Argument for Subsidies: Subsidies are effective in ensuring equity and access. Healthcare is a merit good with positive externalities. Without subsidies, low-income elderly may forego treatment, leading to worse health outcomes and higher long-term societal costs. The data shows subsidies covering ~32% of costs, which keeps out-of-pocket expenses manageable. This addresses the market failure of under-consumption.
Limitations of Subsidies: However, subsidies alone may not be sustainable. As seen in Table 1, total expenditure is rising faster than GDP in many developed nations. Heavy subsidies create moral hazard (Extract 2), leading to over-consumption and inefficiency. Furthermore, subsidies are a recurrent fiscal cost; with a shrinking workforce supporting a growing elderly population, the tax burden may become unsustainable. Subsidies treat the symptom (cost) but not the cause (aging/demand surge).
Alternative/Complementary Policies:
- Co-payment mechanisms (Medisave): By requiring individuals to pay a portion, moral hazard is reduced. This ensures that demand is rationed by price for non-essential services, improving allocative efficiency.

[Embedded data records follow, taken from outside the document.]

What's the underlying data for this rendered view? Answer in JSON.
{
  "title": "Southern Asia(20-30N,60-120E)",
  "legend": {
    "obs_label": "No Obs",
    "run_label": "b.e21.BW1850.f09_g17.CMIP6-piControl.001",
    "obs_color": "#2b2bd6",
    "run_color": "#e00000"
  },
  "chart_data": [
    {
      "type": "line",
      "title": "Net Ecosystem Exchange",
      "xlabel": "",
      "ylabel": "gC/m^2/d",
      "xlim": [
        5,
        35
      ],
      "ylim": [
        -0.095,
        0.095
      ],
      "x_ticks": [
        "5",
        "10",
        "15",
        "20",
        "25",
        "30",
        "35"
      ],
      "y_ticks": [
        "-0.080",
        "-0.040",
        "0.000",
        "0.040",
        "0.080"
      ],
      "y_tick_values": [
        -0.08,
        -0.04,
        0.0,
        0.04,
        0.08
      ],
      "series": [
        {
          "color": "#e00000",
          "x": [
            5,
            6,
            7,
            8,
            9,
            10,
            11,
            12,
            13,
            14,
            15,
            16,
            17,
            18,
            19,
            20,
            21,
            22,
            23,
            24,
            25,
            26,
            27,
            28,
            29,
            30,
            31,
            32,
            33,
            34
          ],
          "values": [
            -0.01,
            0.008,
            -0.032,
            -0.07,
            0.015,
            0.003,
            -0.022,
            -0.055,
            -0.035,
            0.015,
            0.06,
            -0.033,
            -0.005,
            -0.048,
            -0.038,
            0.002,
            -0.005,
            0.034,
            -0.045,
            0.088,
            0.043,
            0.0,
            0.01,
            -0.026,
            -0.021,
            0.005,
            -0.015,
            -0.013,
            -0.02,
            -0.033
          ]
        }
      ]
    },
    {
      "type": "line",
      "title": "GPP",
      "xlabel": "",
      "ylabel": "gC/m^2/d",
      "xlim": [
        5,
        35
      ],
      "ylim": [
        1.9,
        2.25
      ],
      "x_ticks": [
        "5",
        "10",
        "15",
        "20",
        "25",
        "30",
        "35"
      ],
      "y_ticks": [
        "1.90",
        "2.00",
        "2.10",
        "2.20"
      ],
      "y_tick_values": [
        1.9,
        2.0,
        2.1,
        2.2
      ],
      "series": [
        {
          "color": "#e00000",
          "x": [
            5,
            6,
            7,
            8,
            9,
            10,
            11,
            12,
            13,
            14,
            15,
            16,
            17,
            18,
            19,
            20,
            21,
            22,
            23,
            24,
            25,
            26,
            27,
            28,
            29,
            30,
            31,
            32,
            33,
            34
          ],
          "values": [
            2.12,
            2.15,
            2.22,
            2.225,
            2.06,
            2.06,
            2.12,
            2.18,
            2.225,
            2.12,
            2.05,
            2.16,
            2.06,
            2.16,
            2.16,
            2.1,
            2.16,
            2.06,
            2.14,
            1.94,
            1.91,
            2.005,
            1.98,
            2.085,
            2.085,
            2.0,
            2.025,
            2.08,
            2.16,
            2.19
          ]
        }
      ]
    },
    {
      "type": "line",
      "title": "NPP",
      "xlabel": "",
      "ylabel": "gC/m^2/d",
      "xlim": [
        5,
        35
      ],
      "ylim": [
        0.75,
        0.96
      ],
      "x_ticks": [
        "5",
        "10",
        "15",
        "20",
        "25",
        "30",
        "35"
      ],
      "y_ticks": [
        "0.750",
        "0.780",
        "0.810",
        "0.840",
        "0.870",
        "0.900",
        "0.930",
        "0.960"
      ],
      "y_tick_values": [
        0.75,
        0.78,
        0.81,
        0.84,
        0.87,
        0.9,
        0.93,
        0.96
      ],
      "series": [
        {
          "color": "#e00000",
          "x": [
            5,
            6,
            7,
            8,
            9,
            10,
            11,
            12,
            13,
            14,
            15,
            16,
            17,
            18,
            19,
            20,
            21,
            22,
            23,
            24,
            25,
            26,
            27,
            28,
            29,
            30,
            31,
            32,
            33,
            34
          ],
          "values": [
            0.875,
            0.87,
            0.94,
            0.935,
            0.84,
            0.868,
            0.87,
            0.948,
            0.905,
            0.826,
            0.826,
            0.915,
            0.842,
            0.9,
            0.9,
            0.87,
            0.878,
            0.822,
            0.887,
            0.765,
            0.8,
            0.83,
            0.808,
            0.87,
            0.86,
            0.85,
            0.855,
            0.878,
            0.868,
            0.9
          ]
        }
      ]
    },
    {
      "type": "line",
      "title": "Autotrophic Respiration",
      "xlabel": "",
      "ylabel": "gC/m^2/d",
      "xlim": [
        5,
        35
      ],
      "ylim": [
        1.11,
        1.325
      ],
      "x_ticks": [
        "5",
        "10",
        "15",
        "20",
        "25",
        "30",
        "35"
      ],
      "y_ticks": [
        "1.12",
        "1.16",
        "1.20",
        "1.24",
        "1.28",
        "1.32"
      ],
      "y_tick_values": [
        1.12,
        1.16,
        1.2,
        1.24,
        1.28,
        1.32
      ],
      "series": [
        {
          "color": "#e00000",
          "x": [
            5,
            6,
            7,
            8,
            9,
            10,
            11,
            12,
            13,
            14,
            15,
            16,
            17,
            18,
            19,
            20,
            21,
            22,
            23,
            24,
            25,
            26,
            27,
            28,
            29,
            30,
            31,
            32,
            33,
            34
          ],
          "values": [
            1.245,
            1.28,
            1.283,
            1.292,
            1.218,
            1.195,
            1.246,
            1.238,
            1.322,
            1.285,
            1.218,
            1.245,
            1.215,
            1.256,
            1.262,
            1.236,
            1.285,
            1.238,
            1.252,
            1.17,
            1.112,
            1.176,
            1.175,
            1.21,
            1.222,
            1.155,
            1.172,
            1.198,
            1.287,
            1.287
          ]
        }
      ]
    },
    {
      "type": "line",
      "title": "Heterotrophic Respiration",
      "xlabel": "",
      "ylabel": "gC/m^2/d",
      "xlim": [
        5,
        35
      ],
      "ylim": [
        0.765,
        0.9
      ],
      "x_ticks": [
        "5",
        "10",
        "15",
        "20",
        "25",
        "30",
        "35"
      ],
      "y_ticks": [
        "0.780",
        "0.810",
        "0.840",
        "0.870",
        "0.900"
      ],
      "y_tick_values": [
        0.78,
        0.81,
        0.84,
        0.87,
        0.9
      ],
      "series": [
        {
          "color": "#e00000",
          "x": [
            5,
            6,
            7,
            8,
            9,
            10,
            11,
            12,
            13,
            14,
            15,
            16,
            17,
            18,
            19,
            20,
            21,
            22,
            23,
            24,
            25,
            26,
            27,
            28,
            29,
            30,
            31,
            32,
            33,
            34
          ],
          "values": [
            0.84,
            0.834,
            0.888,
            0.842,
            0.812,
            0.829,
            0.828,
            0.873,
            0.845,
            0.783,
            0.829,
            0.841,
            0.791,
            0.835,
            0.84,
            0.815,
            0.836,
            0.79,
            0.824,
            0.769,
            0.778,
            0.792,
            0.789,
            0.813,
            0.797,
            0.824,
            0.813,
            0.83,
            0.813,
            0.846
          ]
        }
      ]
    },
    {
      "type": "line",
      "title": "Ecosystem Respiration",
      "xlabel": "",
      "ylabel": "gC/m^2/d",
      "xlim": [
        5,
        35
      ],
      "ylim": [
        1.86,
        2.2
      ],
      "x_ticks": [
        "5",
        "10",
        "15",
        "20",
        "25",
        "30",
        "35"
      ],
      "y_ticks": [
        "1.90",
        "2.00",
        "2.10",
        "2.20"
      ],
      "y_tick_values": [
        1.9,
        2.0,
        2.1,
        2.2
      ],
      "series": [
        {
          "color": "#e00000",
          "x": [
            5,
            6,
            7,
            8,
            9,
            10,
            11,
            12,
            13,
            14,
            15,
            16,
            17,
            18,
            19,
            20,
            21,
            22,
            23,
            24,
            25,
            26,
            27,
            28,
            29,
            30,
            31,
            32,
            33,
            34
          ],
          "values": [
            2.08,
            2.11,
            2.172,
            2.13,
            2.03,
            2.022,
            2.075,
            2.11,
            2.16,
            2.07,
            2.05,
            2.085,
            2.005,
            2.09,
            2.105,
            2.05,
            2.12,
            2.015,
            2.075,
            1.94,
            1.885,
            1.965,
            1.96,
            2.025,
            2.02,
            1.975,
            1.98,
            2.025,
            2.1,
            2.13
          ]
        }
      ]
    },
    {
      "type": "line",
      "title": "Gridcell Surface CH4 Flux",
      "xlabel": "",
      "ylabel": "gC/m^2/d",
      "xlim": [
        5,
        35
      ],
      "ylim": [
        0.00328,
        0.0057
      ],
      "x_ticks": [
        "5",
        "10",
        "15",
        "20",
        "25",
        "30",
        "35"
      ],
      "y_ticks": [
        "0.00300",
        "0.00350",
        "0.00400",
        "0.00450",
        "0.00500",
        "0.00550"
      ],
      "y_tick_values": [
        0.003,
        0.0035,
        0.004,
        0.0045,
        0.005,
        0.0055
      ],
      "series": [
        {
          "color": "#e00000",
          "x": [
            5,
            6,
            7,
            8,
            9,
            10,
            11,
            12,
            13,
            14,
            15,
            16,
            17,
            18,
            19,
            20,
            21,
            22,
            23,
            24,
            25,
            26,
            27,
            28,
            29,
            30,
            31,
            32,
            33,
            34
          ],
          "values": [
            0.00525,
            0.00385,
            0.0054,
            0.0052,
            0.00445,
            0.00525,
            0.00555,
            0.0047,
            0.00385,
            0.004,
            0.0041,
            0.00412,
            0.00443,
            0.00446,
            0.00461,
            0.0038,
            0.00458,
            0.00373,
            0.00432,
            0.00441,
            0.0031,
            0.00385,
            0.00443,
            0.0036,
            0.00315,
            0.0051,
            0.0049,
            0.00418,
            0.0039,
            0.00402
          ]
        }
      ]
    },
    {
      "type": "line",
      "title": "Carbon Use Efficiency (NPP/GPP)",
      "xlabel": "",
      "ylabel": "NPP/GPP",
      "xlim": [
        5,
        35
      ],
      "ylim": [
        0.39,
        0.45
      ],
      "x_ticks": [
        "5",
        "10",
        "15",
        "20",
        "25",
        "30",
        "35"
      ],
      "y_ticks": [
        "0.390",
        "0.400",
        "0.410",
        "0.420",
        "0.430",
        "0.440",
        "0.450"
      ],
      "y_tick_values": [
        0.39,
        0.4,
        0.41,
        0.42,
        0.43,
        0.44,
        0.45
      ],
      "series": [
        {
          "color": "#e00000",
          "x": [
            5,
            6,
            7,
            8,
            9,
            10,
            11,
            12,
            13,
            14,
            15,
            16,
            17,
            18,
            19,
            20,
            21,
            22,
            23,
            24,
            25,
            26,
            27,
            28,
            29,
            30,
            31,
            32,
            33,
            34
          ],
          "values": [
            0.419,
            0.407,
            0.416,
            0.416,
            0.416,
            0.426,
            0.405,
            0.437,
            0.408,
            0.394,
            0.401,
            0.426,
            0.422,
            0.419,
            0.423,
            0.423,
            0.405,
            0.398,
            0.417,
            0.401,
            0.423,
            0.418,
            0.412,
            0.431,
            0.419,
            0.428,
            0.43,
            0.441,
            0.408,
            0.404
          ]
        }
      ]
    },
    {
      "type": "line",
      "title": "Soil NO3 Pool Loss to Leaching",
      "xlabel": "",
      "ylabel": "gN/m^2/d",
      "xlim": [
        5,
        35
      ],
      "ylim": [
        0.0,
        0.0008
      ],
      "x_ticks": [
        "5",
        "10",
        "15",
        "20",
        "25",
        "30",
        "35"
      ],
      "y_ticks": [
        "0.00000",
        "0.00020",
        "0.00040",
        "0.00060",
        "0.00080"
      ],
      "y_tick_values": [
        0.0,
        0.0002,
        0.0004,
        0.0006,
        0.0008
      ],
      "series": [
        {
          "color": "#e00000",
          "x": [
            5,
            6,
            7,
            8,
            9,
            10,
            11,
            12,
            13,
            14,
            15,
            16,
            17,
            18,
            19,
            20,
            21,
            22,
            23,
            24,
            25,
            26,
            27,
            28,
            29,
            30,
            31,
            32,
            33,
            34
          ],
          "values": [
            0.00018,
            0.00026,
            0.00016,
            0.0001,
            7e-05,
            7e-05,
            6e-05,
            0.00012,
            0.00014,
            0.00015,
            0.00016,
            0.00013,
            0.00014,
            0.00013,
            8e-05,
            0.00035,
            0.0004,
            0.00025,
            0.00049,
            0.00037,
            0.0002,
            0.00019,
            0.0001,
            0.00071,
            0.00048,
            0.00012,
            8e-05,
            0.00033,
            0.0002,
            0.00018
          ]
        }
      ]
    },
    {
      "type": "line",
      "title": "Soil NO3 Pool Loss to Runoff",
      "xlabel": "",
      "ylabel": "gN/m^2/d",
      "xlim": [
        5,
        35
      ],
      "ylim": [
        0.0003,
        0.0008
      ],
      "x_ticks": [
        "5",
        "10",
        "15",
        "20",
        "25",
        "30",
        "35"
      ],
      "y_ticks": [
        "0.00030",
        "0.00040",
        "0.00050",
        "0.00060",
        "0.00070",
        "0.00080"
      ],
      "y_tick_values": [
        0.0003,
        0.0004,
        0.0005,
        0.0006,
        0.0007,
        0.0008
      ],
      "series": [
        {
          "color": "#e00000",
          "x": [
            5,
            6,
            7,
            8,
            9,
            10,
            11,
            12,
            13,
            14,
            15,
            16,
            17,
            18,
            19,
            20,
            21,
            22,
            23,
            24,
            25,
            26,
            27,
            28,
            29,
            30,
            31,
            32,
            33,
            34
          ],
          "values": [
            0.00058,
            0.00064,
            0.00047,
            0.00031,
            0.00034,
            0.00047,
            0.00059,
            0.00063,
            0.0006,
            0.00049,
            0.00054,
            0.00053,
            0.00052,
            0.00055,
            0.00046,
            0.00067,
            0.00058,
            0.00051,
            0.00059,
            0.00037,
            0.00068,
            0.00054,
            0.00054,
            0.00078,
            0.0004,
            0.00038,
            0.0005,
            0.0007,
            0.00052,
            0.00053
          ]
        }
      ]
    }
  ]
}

- Supply-side policies: Investing in medical technology and training healthcare professionals can shift the Long Run Aggregate Supply (LRAS) of healthcare services rightward, lowering costs through productivity gains.
- Preventive Healthcare: Public education on healthy lifestyles reduces the incidence of chronic diseases, shifting the demand curve leftward in the long run, addressing the root cause of rising costs.
Conclusion: Government subsidies are necessary but not sufficient for sustainable healthcare financing. They are the most effective tool for ensuring equity and correcting market failure for essential care. However, to ensure sustainability, they must be complemented by co-payment schemes to curb moral hazard and supply-side investments to improve productivity. Therefore, Singapore’s "3M" framework, which combines subsidies with individual responsibility (Medisave), is a more effective overall strategy than subsidies alone.